Roland releva sa tête. Il restait tout étourdi du choc moral qu’il venait d’éprouver et sa pensée était pleine de trouble. Il n’était pas des habitués de la Taverne ; il n’avait jamais rencontré Joulou. La vue de cet homme à la figure bouleversée, qui l’abordait tête nue, l’injure à la bouche et le poignard à la main fit naître en lui l’idée d’une méprise, fortifiée encore par le travestissement que Joulou portait.

— Mon ami, lui dit-il, passez votre chemin.

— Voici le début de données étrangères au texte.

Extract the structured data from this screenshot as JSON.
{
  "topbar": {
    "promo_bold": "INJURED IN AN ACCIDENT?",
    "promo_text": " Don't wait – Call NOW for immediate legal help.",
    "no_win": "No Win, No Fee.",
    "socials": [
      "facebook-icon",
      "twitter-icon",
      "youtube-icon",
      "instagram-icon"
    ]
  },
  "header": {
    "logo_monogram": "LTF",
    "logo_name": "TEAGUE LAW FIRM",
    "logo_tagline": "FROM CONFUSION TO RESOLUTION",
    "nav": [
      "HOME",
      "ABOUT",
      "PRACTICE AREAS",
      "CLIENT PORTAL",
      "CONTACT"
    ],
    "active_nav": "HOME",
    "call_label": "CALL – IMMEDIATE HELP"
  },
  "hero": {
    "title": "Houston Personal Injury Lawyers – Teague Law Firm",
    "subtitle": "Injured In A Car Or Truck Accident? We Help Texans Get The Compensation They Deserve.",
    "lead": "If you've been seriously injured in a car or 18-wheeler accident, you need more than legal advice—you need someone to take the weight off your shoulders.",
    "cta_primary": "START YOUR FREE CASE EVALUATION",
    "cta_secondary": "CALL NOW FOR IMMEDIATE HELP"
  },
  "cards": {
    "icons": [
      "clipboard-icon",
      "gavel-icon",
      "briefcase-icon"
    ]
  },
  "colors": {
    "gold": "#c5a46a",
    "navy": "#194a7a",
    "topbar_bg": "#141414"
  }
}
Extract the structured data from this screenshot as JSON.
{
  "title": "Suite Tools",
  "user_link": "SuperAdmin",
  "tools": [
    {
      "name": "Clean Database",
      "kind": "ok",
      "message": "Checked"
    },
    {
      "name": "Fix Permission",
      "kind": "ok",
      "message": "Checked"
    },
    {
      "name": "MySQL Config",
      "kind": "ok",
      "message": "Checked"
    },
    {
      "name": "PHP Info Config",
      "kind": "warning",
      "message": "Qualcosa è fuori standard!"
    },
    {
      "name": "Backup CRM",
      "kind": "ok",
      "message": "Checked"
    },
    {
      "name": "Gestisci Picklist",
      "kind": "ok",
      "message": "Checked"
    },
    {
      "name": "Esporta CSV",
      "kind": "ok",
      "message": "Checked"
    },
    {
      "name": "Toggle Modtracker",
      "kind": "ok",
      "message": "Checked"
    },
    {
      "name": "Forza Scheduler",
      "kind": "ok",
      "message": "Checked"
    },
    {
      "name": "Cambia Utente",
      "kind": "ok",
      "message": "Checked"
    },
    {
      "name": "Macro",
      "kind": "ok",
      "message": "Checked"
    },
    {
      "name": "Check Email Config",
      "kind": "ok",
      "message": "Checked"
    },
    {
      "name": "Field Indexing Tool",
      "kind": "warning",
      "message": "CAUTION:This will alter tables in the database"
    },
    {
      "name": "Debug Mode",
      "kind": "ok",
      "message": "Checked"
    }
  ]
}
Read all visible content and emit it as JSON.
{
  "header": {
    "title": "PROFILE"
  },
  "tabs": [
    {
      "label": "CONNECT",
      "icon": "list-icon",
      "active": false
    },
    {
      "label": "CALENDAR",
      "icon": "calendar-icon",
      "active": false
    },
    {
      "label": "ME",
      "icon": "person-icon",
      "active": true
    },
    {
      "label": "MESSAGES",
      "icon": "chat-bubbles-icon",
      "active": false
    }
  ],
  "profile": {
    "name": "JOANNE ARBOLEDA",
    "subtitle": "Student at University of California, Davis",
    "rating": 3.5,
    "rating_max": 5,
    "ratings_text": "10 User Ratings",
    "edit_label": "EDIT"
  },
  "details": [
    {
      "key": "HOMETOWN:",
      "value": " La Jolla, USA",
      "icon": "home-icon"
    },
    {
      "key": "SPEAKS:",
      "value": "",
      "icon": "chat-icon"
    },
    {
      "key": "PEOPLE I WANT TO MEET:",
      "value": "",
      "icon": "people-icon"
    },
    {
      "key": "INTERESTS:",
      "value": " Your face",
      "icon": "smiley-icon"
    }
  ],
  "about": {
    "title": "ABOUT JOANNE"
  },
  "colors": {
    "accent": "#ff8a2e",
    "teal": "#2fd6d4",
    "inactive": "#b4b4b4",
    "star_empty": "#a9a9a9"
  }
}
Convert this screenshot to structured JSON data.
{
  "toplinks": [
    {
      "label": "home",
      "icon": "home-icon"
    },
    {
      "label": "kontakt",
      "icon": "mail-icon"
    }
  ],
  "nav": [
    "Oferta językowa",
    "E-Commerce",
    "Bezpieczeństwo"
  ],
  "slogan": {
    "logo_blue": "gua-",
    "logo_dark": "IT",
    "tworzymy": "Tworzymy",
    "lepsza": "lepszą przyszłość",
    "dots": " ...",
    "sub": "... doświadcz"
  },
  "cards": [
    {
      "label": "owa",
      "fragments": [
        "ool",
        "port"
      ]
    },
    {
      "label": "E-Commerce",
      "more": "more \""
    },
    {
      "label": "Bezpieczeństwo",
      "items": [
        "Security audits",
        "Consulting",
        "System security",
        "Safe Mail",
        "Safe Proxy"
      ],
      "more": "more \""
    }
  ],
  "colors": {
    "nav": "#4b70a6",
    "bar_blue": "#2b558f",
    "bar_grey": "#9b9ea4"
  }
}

Joulou le saisit au collet et le secoua violemment. Roland était d’une force peu commune. Il se leva, mû seulement par un instinctif besoin de défense, et mit, d’un saut léger, le banc entre lui et son adversaire.

Celui-ci grommela :

— Tu es donc lâche, garçon ! Nous faisons pourtant la paire de Buridan, et tu as une dague toute semblable à la mienne… Rends le portefeuille, je te laisserai aller.

Le mot portefeuille frappa Roland, cette fois.

— Venez-vous de là ? demanda-t-il en montrant la maison de Marguerite.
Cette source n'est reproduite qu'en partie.